Lille fut capitale européenne de la culture en 2004, Marseille en 2013, de grosses métropoles. Devant la réussite lilloise, un bel exemple à 75km d’elle, Mons en Belgique, ancienne capitale du Hainaut en Wallonie, s’est dit : « Pourquoi pas moi ? ». Certes, elle ne comptait alors comme aujourd’hui que 90 000 habitants, mais appartenait à une agglomération de 250 000 habitants composée de bourgs amis.

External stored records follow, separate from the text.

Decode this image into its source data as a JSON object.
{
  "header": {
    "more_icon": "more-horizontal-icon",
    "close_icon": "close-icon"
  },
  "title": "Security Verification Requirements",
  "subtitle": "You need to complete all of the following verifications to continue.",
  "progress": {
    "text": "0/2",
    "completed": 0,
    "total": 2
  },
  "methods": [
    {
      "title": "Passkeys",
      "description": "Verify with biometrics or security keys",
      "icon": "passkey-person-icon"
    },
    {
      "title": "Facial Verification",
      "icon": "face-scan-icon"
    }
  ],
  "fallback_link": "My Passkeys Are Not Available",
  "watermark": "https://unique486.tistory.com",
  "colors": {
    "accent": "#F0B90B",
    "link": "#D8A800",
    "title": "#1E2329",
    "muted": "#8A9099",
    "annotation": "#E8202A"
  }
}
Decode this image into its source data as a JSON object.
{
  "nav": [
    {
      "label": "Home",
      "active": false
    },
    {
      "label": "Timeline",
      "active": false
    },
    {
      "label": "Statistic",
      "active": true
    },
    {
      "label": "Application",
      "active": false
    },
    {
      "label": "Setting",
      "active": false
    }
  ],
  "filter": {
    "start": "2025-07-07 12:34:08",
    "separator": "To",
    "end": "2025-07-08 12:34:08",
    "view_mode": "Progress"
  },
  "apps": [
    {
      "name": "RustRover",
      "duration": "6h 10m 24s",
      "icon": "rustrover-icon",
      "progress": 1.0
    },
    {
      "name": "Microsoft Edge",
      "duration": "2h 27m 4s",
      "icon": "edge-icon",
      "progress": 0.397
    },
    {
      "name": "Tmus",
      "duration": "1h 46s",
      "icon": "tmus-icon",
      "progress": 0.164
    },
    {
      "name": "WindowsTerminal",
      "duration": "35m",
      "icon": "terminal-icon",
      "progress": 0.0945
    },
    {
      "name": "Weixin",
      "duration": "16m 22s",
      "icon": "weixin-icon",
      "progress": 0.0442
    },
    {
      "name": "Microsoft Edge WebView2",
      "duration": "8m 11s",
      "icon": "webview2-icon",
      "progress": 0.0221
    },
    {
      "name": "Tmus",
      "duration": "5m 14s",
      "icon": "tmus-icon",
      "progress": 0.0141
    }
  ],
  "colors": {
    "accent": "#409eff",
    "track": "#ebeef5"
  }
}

Elio Di Rupo, son maire socialiste, son bourgmestre, dit-on en Belgique, a franchi le pas. « Nous avions envie de démontrer qu’une ville de taille moyenne peut accueillir un événement comme celui-là. Sinon tout se passerait à Bruxelles ou à Paris. Il faut aussi que des villes de taille plus modeste puissent exister », expliquait-t-il, le 24 janvier, après avoir présidé la grande fête inaugurale
Une volonté politique et une équipe
« Je suis parti du principe que, quelle que soit la fonction qu’on occupe, on doit voir dix ans en avance. On a posé notre candidature et on a commencé à capitaliser des budgets. 250 000 euros par an, soit 2,6 euros par an et par Montois », précise-t-i. Afin de préparer sa ville et le dossier à mettre sur pied, il s’entoure d’une équipe de choc qui va travailler avec lui à ce projet pendant une décennie. La crise et la dépression le poussent à aller de l’avant. « Je savais qu’en nous donnant cet objectif, je tirais tout vers le haut. On créait une dynamique », dit-il rétrospectivement très satisfait.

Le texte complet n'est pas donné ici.